間違いはない。湊音が確信するくらいには、店員としての彼女も信頼している。
「ちなみに――」
もう一歩踏み込もうと湊音が詰め寄るが、本題に踏み切る前に一颯は断ち切った。
「連絡先は依頼が終わったら削除してるし、もし残ってても教えれないぜ」
思考が筒抜けになっているかと驚くほど、正確に刺された釘。湊音は言葉を奪った。
社会人として『当たり前のこと』を七つ下の女の子に言われ、大人としての矜持が崩れる音が聞こえる。
「書き終わりましたわよ」
二度目の天の声は、やはり紡満だった。
「はいはい。今いきますよ~」
二人が希望日時の相談をはじめた隙に、さくらと果菫のグループメッセージに雅楽代柚愛の名前を送信した。これがベースボーカルの手掛かりになればいいが――。

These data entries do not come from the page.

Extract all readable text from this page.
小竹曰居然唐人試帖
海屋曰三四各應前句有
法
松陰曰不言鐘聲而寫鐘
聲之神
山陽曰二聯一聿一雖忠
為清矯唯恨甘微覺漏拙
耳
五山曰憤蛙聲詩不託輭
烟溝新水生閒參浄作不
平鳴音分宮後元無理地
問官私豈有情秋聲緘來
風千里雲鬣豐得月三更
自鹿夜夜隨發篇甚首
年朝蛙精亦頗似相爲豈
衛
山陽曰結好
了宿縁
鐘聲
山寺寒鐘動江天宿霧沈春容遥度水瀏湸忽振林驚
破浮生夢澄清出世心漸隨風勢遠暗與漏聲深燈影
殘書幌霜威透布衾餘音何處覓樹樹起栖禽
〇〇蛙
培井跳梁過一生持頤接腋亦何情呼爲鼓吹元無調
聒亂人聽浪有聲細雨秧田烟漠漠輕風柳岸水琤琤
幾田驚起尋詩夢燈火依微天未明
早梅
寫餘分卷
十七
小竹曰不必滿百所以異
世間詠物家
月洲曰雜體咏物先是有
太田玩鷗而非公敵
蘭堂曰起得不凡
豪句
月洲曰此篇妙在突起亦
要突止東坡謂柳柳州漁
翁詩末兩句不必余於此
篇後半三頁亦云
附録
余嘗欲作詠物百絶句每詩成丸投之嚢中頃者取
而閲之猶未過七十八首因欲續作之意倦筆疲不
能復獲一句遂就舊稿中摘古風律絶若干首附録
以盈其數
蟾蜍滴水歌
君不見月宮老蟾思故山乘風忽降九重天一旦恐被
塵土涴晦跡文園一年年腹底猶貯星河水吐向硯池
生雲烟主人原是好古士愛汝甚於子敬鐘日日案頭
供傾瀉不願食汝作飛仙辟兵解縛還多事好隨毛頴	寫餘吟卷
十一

スマホをポケットに入れる暇もなく、カウンターから一颯のドスが効いた声があがる。
「お嬢様って生物には、常識ってもんがないのかよ!!」
「希望する日時と書いてるじゃありませんか」
「『今すぐ』って書いたやつ、初めて見たわ! 普通は、常識的に翌日以降の日付で書くだろ」
目を離した隙に、一颯と紡満はまた喧嘩を始めている。何やら今度は修理の日程でもめているらしい。
やれやれと呆れを全身で表しながら、湊音はカウンターへ向かった。